ポピュラー・カルチャーを対象としているため、実に対象が幅広いのが特徴的で、『ガラスのうさぎ』や『二十四の瞳』といったよく知られた作品から、上でも触れた『夕凪の街 桜の国』といった近年のマンガ作品、そしてミリタリー関連のプラモデルから戦艦大和にいたるまで、さまざまなものが取り上げられている。
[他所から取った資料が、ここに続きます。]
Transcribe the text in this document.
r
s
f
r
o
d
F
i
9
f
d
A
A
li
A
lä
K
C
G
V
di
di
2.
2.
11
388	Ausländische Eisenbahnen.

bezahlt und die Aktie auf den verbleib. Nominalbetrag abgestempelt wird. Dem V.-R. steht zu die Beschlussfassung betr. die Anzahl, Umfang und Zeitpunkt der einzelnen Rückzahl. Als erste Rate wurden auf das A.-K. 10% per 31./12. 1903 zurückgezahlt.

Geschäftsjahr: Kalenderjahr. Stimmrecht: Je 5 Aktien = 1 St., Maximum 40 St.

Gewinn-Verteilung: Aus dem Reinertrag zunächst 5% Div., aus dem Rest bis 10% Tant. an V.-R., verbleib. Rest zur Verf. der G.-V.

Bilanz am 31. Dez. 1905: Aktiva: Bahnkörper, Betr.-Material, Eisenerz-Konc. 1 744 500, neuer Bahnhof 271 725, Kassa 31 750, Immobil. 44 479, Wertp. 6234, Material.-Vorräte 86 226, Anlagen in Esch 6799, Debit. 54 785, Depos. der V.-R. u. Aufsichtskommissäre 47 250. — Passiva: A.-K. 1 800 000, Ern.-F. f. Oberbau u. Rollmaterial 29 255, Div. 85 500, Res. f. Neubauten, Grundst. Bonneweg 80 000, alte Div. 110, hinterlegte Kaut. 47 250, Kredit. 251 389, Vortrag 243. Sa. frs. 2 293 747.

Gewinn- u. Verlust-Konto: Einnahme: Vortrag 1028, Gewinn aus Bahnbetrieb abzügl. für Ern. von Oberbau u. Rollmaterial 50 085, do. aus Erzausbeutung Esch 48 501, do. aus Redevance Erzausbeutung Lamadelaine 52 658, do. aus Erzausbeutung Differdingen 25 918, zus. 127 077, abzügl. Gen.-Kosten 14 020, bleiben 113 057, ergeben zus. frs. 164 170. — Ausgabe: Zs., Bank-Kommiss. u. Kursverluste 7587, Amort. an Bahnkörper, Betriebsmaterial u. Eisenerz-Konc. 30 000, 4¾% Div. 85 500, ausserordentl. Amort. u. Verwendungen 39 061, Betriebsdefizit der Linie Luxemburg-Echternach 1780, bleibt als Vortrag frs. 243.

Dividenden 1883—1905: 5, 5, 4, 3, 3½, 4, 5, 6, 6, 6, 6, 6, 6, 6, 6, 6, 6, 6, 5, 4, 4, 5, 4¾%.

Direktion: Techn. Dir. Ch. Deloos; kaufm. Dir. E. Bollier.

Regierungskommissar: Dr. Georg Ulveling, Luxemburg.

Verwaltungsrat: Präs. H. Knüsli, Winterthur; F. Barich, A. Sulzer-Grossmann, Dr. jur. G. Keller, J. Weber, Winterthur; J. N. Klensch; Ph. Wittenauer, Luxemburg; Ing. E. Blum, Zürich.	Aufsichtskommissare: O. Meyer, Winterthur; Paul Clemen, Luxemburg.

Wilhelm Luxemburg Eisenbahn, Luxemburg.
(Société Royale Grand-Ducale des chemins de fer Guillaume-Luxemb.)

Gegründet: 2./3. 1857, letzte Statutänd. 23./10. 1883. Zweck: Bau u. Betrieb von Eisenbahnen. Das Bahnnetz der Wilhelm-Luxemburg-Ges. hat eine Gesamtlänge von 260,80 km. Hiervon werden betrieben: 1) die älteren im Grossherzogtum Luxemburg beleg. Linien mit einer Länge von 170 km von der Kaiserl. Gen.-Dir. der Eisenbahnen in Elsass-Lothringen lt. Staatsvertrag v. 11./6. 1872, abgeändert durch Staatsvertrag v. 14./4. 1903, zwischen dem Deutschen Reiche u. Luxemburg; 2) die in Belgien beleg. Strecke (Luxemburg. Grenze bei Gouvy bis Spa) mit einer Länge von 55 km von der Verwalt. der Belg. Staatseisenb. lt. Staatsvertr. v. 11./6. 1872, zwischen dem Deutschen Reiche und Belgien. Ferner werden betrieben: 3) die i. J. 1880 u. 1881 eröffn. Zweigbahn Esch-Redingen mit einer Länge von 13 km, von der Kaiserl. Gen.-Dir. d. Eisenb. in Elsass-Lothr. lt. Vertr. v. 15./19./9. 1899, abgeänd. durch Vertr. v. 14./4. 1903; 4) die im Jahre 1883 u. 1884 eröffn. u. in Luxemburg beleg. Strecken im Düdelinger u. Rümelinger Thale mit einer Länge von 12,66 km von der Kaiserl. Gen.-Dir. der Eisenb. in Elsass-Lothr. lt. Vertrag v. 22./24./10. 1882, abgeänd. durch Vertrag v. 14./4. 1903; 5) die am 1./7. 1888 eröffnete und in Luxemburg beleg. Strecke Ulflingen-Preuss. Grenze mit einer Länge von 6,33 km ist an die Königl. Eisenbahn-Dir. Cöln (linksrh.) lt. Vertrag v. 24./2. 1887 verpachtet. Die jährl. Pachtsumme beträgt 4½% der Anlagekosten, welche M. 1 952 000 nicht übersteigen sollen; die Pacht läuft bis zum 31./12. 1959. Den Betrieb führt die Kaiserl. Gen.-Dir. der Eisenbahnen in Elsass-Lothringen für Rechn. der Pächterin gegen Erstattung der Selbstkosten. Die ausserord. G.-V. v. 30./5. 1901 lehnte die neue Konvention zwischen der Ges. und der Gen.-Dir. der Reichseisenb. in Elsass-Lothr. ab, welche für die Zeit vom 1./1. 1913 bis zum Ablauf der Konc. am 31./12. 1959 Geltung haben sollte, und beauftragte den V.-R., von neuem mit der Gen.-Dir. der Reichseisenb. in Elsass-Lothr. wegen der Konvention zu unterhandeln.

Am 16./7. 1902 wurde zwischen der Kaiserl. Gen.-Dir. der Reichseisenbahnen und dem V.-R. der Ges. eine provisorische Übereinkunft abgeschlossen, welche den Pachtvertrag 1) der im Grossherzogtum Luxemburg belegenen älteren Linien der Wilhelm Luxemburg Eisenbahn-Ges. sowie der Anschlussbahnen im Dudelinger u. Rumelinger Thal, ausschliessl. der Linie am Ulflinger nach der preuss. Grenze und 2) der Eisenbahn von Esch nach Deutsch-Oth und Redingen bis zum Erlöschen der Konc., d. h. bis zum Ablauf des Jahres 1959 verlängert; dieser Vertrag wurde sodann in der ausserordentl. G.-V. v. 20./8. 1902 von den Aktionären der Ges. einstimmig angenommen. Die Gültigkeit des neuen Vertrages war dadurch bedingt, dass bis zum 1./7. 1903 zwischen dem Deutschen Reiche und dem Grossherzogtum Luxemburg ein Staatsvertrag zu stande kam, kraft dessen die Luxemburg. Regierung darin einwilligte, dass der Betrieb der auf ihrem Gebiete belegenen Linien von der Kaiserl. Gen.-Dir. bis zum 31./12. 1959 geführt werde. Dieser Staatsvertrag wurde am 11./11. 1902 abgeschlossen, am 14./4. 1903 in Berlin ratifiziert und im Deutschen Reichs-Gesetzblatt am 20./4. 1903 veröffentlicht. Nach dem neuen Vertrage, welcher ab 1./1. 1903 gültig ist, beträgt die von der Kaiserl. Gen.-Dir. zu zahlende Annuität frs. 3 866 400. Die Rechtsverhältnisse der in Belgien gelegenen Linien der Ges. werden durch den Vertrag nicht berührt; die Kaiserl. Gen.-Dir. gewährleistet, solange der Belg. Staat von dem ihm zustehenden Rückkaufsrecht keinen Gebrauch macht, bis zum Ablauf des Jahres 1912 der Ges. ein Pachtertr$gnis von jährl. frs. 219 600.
 私と同じかやや上の世代にあたる若い著者たちの目論見通り、いわゆる「戦記もの」のような研究もそれはそれで重要なのだが、全く戦争を体験していない世代が多くを占める今日においては、「ポピュラー・カルチャーにおける戦争の表象・言説を対象に」して、「日常生活を生きる人々の戦争観」(P2)を明るみに出していくような研究の重要性はますます高まっていると言えるだろう。とりわけ若い世代の読者においては、本書を読んだ時に、ポピュラー・カルチャーの中の自分にとって身近な対象にまで、戦争が関連していたのかと驚きをもって受け取ることになるものと思われる。


 これらの点からしても、いまだ類書が数多くない現状において、本書は先駆的な試みとして高い評価に値するし、また文科省の科研費研究が元になっているようだが、さらに分析対象を広げつつ、広範な研究者をも巻き込みながら、体系的に研究が進められていくことを強く期待したい著作であると言える。